It is unspoken knowledge that the modern Organisation is continually looking for more cost-effective ways to function and minimise their output expenditure. In a tough Economic climate, as these organisations look to “do more, with less,” staff often take the brunt of the stressful workload. Managers of these teams then find themselves in a difficult situation… stuck between a demanding and usually inflexible Organisation and Overworked and Burnt-out staff.
To add to this Management pressure, as of 2012 Australian Managers are obliged to address their employees’ stress levels, as they can now be held personally liable for the psychological welfare of their staff (See “Management Pressure”). So how are Organisations responding to these regulations? A conveniently named “Resilience Training” – Which, when scrutinised, is the Training of employed individuals to cope with the mental and physical stresses of their workplace.

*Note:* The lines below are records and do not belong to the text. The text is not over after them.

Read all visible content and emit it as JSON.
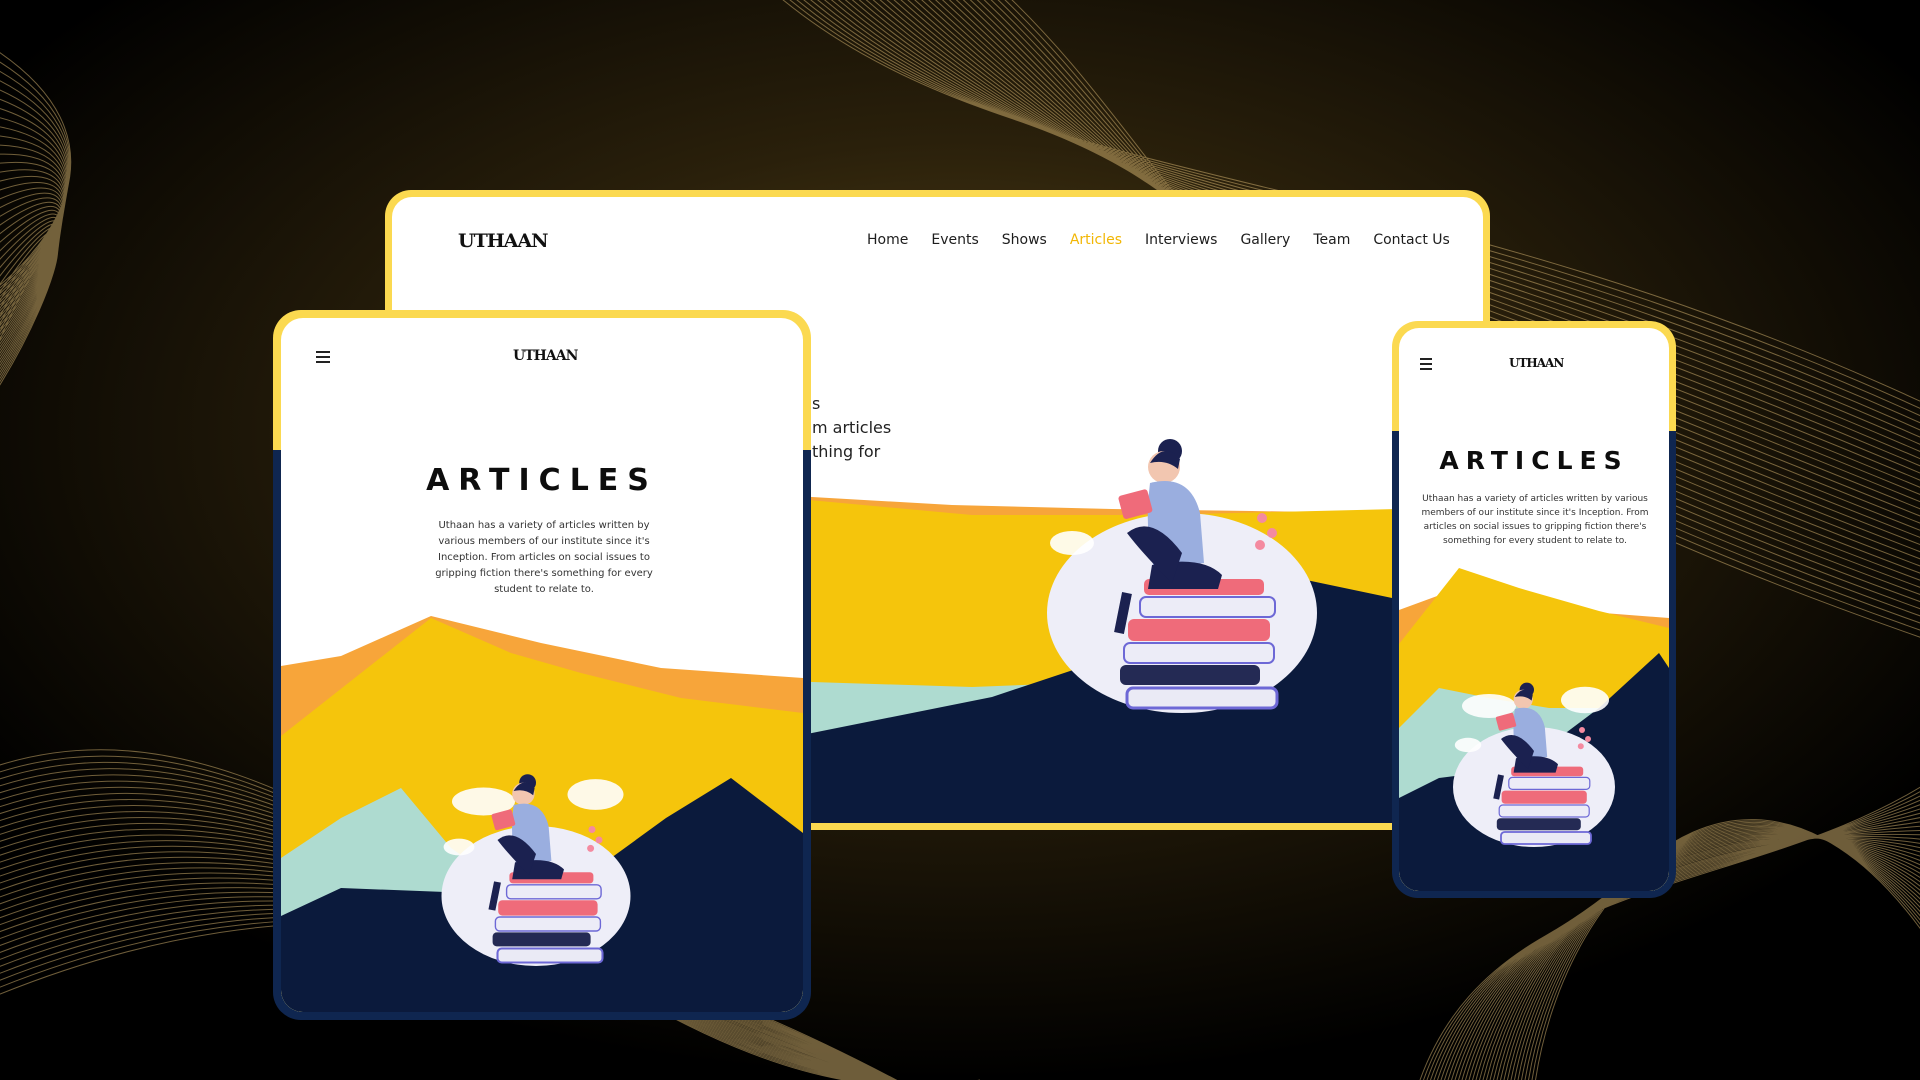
{
  "brand": {
    "logo": "UTHAAN"
  },
  "desktop": {
    "nav": [
      "Home",
      "Events",
      "Shows",
      "Articles",
      "Interviews",
      "Gallery",
      "Team",
      "Contact Us"
    ],
    "active_nav": "Articles",
    "partial_text": [
      "s",
      "m articles",
      "thing for"
    ]
  },
  "tablet": {
    "heading": "ARTICLES",
    "description": "Uthaan has a variety of articles written by various members of our institute since it's Inception. From articles on social issues to gripping fiction there's something for every student to relate to."
  },
  "mobile": {
    "heading": "ARTICLES",
    "description": "Uthaan has a variety of articles written by various members of our institute since it's Inception. From articles on social issues to gripping fiction there's something for every student to relate to."
  },
  "colors": {
    "frame": "#fbd950",
    "navy": "#0b1a3c",
    "yellow": "#f5c50c",
    "orange": "#f7a53a",
    "mint": "#aedbd0",
    "active_link": "#f2b705"
  },
  "icons": [
    "hamburger-menu-icon",
    "logo-icon",
    "reading-woman-illustration",
    "book-stack-illustration",
    "cloud-illustration"
  ]
}
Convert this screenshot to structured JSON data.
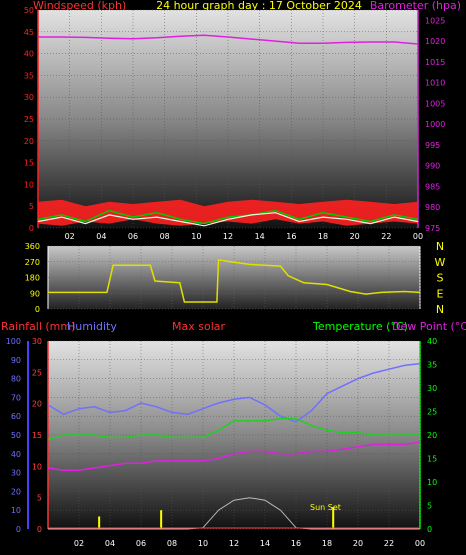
{
  "header": {
    "left": "Windspeed (kph)",
    "center": "24 hour graph day : 17 October 2024",
    "right": "Barometer (hpa)"
  },
  "x_ticks": [
    "02",
    "04",
    "06",
    "08",
    "10",
    "12",
    "14",
    "16",
    "18",
    "20",
    "22",
    "00"
  ],
  "colors": {
    "wind": "#ff2020",
    "gust": "#00cc00",
    "barometer": "#e020e0",
    "direction": "#e0e000",
    "humidity": "#7070ff",
    "temperature": "#20d020",
    "dewpoint": "#e020e0",
    "rain": "#ff4040",
    "solar": "#bbbbbb",
    "accent_yellow": "#ffff00",
    "accent_green": "#00ff00"
  },
  "chart_data": [
    {
      "type": "line",
      "title": "24 hour graph day : 17 October 2024",
      "ylabel": "Windspeed (kph)",
      "y2label": "Barometer (hpa)",
      "ylim": [
        0,
        50
      ],
      "y_ticks": [
        "0",
        "5",
        "10",
        "15",
        "20",
        "25",
        "30",
        "35",
        "40",
        "45",
        "50"
      ],
      "y2lim": [
        975,
        1027.5
      ],
      "y2_ticks": [
        "975",
        "980",
        "985",
        "990",
        "995",
        "1000",
        "1005",
        "1010",
        "1015",
        "1020",
        "1025"
      ],
      "x_hours": [
        0.0,
        1.5,
        3.0,
        4.5,
        6.0,
        7.5,
        9.0,
        10.5,
        12.0,
        13.5,
        15.0,
        16.5,
        18.0,
        19.5,
        21.0,
        22.5,
        24.0
      ],
      "series": [
        {
          "role": "wind_max",
          "values": [
            6,
            6.5,
            5,
            6,
            5.5,
            6,
            6.5,
            5,
            6,
            6.5,
            6,
            5.5,
            6,
            6.5,
            6,
            5.5,
            6
          ]
        },
        {
          "role": "wind_min",
          "values": [
            1,
            0.5,
            1.5,
            1,
            2,
            1,
            0.5,
            1,
            1.5,
            1,
            2,
            1,
            1.5,
            0.5,
            1,
            1.5,
            1
          ]
        },
        {
          "role": "gust",
          "values": [
            2,
            3,
            1.5,
            4,
            2.5,
            3.5,
            2,
            1,
            2.5,
            3,
            4,
            2,
            3.5,
            2.5,
            1.5,
            3,
            2
          ]
        },
        {
          "role": "speed",
          "values": [
            1.5,
            2.5,
            1,
            3,
            2,
            2.5,
            1.5,
            0.5,
            2,
            3,
            3.5,
            1.5,
            2.5,
            2,
            1,
            2.5,
            1.5
          ]
        },
        {
          "role": "barometer",
          "values": [
            1021,
            1021,
            1020.9,
            1020.7,
            1020.6,
            1020.8,
            1021.2,
            1021.4,
            1021,
            1020.5,
            1020,
            1019.5,
            1019.5,
            1019.7,
            1019.8,
            1019.8,
            1019.3
          ]
        }
      ]
    },
    {
      "type": "line",
      "ylim": [
        0,
        360
      ],
      "y_ticks": [
        "0",
        "90",
        "180",
        "270",
        "360"
      ],
      "compass": [
        "N",
        "W",
        "S",
        "E",
        "N"
      ],
      "x_hours": [
        0,
        3.8,
        4.2,
        6.6,
        6.9,
        8.5,
        8.8,
        10.9,
        11.0,
        13,
        15,
        15.5,
        16.5,
        18,
        19.5,
        20.5,
        21.5,
        23,
        24
      ],
      "values": [
        95,
        95,
        250,
        250,
        160,
        150,
        40,
        40,
        280,
        255,
        245,
        190,
        150,
        140,
        100,
        85,
        95,
        100,
        95
      ]
    },
    {
      "type": "line",
      "header": {
        "rain_label": "Rainfall (mm)",
        "humidity_label": "Humidity",
        "solar_label": "Max solar",
        "temp_label": "Temperature (°C)",
        "dew_label": "Dew Point (°C)"
      },
      "ylim": [
        0,
        100
      ],
      "y_ticks": [
        "0",
        "10",
        "20",
        "30",
        "40",
        "50",
        "60",
        "70",
        "80",
        "90",
        "100"
      ],
      "rain_ticks": [
        "0",
        "5",
        "10",
        "15",
        "20",
        "25",
        "30"
      ],
      "y2lim": [
        0,
        40
      ],
      "y2_ticks": [
        "0",
        "5",
        "10",
        "15",
        "20",
        "25",
        "30",
        "35",
        "40"
      ],
      "annotation": "Sun Set",
      "x_hours": [
        0,
        1,
        2,
        3,
        4,
        5,
        6,
        7,
        8,
        9,
        10,
        11,
        12,
        13,
        14,
        15,
        16,
        17,
        18,
        19,
        20,
        21,
        22,
        23,
        24
      ],
      "series": [
        {
          "role": "humidity",
          "values": [
            66,
            61,
            64,
            65,
            62,
            63,
            67,
            65,
            62,
            61,
            64,
            67,
            69,
            70,
            66,
            60,
            57,
            63,
            72,
            76,
            80,
            83,
            85,
            87,
            88
          ]
        },
        {
          "role": "temperature",
          "values": [
            19,
            20,
            20,
            20,
            19.5,
            19.5,
            20,
            20,
            19.5,
            19.5,
            19.5,
            21,
            23,
            23,
            23,
            23.5,
            23.5,
            22,
            21,
            20.5,
            20.5,
            20,
            20,
            20,
            20
          ]
        },
        {
          "role": "dewpoint",
          "values": [
            13,
            12.5,
            12.5,
            13,
            13.5,
            14,
            14,
            14.5,
            14.5,
            14.5,
            14.5,
            15,
            16,
            16.5,
            16.5,
            16,
            16,
            16.5,
            16.5,
            17,
            17.5,
            18,
            18,
            18,
            18.5
          ]
        },
        {
          "role": "max_solar",
          "values": [
            0,
            0,
            0,
            0,
            0,
            0,
            0,
            0,
            0,
            0,
            0.2,
            3,
            4.6,
            5,
            4.6,
            3,
            0.2,
            0,
            0,
            0,
            0,
            0,
            0,
            0,
            0
          ]
        }
      ],
      "rain_bars": [
        {
          "hour": 3.3,
          "mm": 2
        },
        {
          "hour": 7.3,
          "mm": 3
        },
        {
          "hour": 18.4,
          "mm": 3.5
        }
      ]
    }
  ]
}
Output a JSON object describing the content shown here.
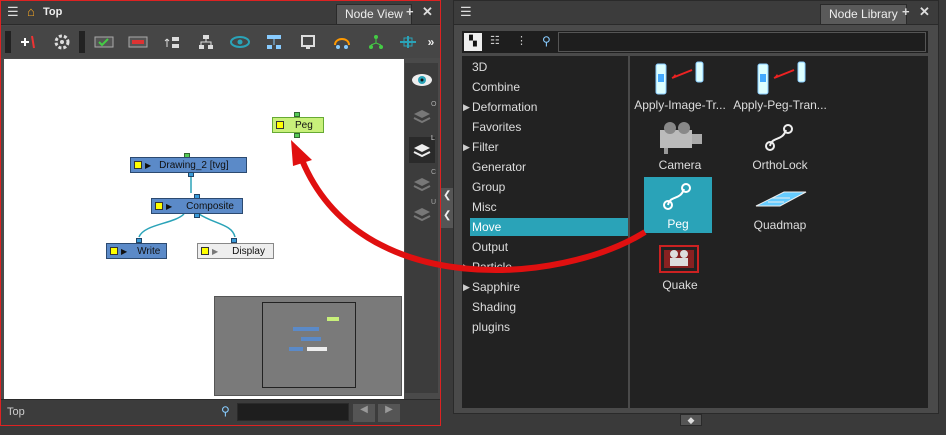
{
  "node_view": {
    "title": "Top",
    "tab_label": "Node View",
    "footer_label": "Top",
    "search_placeholder": "",
    "nodes": {
      "peg": "Peg",
      "drawing": "Drawing_2 [tvg]",
      "composite": "Composite",
      "write": "Write",
      "display": "Display"
    },
    "side_letters": [
      "O",
      "L",
      "C",
      "U"
    ]
  },
  "node_library": {
    "tab_label": "Node Library",
    "search_value": "",
    "categories": [
      "3D",
      "Combine",
      "Deformation",
      "Favorites",
      "Filter",
      "Generator",
      "Group",
      "Misc",
      "Move",
      "Output",
      "Particle",
      "Sapphire",
      "Shading",
      "plugins"
    ],
    "selected_category": "Move",
    "items": [
      "Apply-Image-Tr...",
      "Apply-Peg-Tran...",
      "Camera",
      "OrthoLock",
      "Peg",
      "Quadmap",
      "Quake"
    ],
    "selected_item": "Peg"
  },
  "colors": {
    "selection": "#2aa3b8",
    "panel_border_active": "#d22222",
    "arrow": "#e01010",
    "node_blue": "#5b8ac8",
    "peg_green": "#c8f07a"
  }
}
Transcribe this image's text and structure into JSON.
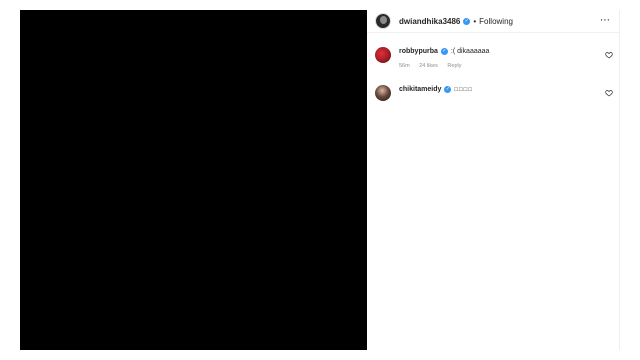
{
  "post": {
    "author": "dwiandhika3486",
    "separator": "•",
    "follow_label": "Following",
    "more_label": "⋯"
  },
  "comments": [
    {
      "username": "robbypurba",
      "text": ":( dikaaaaaa",
      "time": "56m",
      "likes": "24 likes",
      "reply_label": "Reply"
    },
    {
      "username": "chikitameidy",
      "text": "□□□□"
    }
  ],
  "colors": {
    "verified": "#3897f0",
    "media_background": "#000000",
    "meta_text": "#8e8e8e"
  }
}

“(Resilience Training) is a very worrying trend because it puts the responsibility back onto the individual… The implication with resilience is that (the organisation) knows this bad stuff is going to happen to you as a consequence of their system, so they make you responsible for the extent to which it affects you” (Caponecchia, 2012). In other words, the Organisation cannot or will not change its Organisational Culture to accommodate their overworked and stressed team, instead, the responsibility falls on the individual to “stress less.”
What does stress COST?
It goes without saying that a moderate amount of stress is often positive for the individual and Organisation; it makes you more productive, goal-focused and outcome driven. However, stress becomes negative when the demands on your team exceed their personal resources to cope. This negative stress results in changes to the bottom line in terms of performance, including; absenteeism, injury, performance issues, conflicts and other Human Resource issues.
A report by health and safety agency Safe Work Australia, found that overwork and stress costs Australia $30 Billion a year. While an Econtech report in 2007 found that stress related absenteeism directly cost Australian Employers $10.1 Billion annually. These huge figures and yet the price tag does not include the hidden costs of recruitment and reskilling from employee turnover.
So what can a manager do when caught in this predicament? With mounting pressure to meet Organisational Requirements, while at the same time being liable for their team’s psychological wellbeing in the workplace, we start to see a clear power struggle. This struggle is very real… in extreme circumstances where managers have made a decision that negatively impacted on the health and safety of their team, the individual has been fined $600,000 and is faced with five years imprisonment.
The most effective way to manage stress is at the organisational level – Overloaded staff can be given more Resources and Time. However, many workplaces are shrinking and often the resources offered cannot be changed and are even getting tighter in use.
It’s a tough position… but managers are realising they cannot necessarily do anything about organisational resources and objectives. However, individual managers are also realising that they want their team to last the distance and that they need to accommodate this.